= D-notice affair =

British political scandal

The D-notice affair was a British political scandal from 1967, in which Prime Minister Harold Wilson accused the Daily Express newspaper of breaching two D-notices which advised the press not to publish material which might damage national security. When the newspaper asserted it had been advised of no breach, an inquiry was set up under a committee of Privy Counsellors. The committee found against the Government, whereupon the Government refused to accept its findings on the disputed article, prompting press outrage and the resignation of the Secretary of the D-notice committee.

==Background==
On 21 February 1967, an article in the Daily Express written by Chapman Pincher claimed that "thousands of private cables and telegrams sent out of Britain from the Post Office or from commercial cable companies are regularly being made available to the security authorities for scrutiny". According to the memoirs of Harold Wilson, who claimed that there were many inaccuracies in it, the story had come "from a disgruntled ex-employee of a cable company". The legal position at the time was that a warrant was needed under section 4 of the Official Secrets Act 1920, similar to that needed to intercept mail.

==Wilson's Commons remarks==
Later that day, Prime Minister Harold Wilson was due to answer a question from Conservative MP Sir John Langford-Holt about the number of D-notices issued to the press. A D-notice advises the press of the subjects of stories it is advisable not to publish because of damage to national security; they are voluntary and have no legal standing, but almost all editors complied. No new D-notice had been issued since June 1964, but Wilson added an attack aimed at the Daily Express for publishing "a sensationalised and inaccurate story purporting to describe a situation in which in fact the powers and practice have not changed for well over 40 years."

When Langford-Holt's subsidiary question asked for D-notices to be kept to the minimum necessary, Wilson went on to assert, "What I am concerned with today is a clear breach of two D-notices, in spite of the fact that the newspaper concerned was repeatedly warned that they would be contravening the notices."

===Response from Daily Express===
The following morning the Daily Express allowed Pincher a column to refute Wilson's claim. Pincher wrote that Colonel Lohan, the Secretary to the Services, Press and Broadcasting committee (unofficially known as the D-notice committee), had confirmed to him after hearing of Wilson's Commons statement that the two D-notices which Wilson had referred to did not apply to his story. Lohan had nevertheless urged Pincher not to run the story.

==Inquiry ordered==
On 23 February Wilson made a further statement to Parliament, which he wrote was "carefully prepared ... and even more carefully scrutinised". The statement stood by Wilson's previous remarks that the story breached the two D-notices, claimed that the Secretary to the D-notice committee had told the Express so, and noted that the committee was looking into the incident. Leader of the Opposition Edward Heath drew attention to the direct contradiction between what the Prime Minister and the Daily Express were claiming the Secretary to the D-notice committee had said, and urged a Committee of Privy Counsellors be appointed to investigate. Wilson replied by noting that another newspaper (the Daily Mail) had not published a similar story.

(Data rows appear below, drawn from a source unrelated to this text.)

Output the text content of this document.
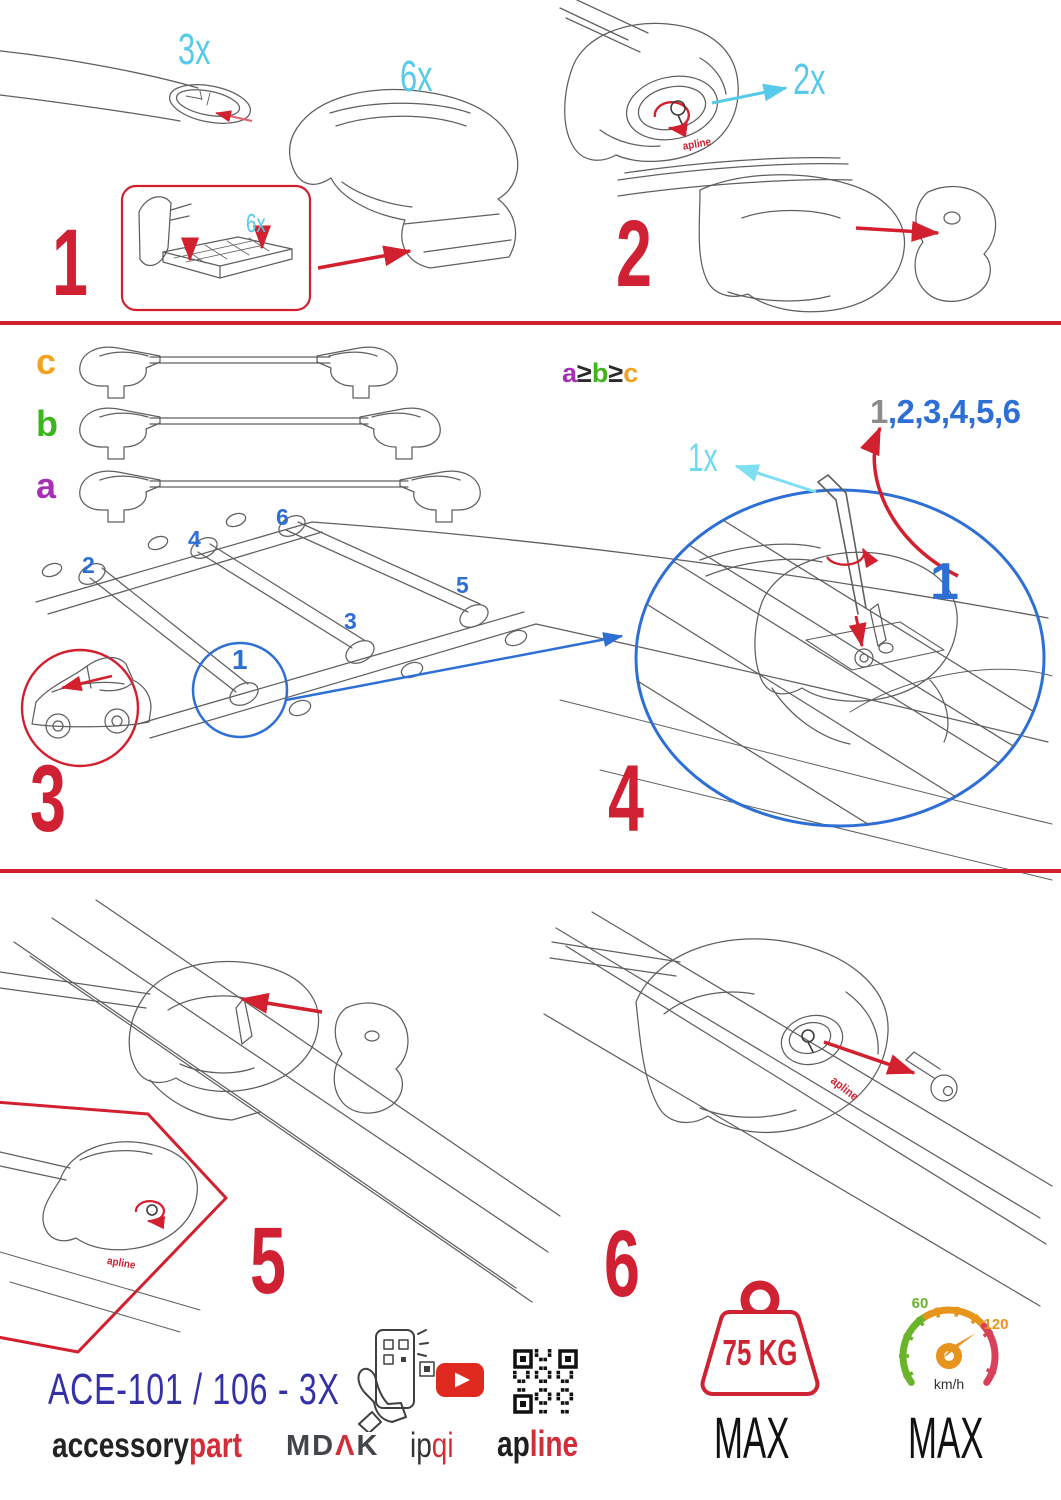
3x
6x
6x
1
2x
2
c
b
a
a≥b≥c
1
2
3
4
5
6
3
1,2,3,4,5,6
1x
1
4
5	6
apline
apline
apline
ACE-101 / 106 - 3X
accessorypart MDΛK ipqi apline
75 KG
MAX
60
120
km/h
MAX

Late at night on 24 February it became obvious that the D-notice committee, consisting of a majority of members from the press, was seriously concerned about what it was being asked to do. The editor of the Daily Mirror, Lee Howard, resigned from the committee stating it would be a "gross abuse" to ask it to decide whether a story should actually have been censored. The further implication was that the members of the press on the committee were not going to sit in judgment on another newspaper. At this point Wilson conceded an inquiry by Privy Counsellors as demanded by Heath.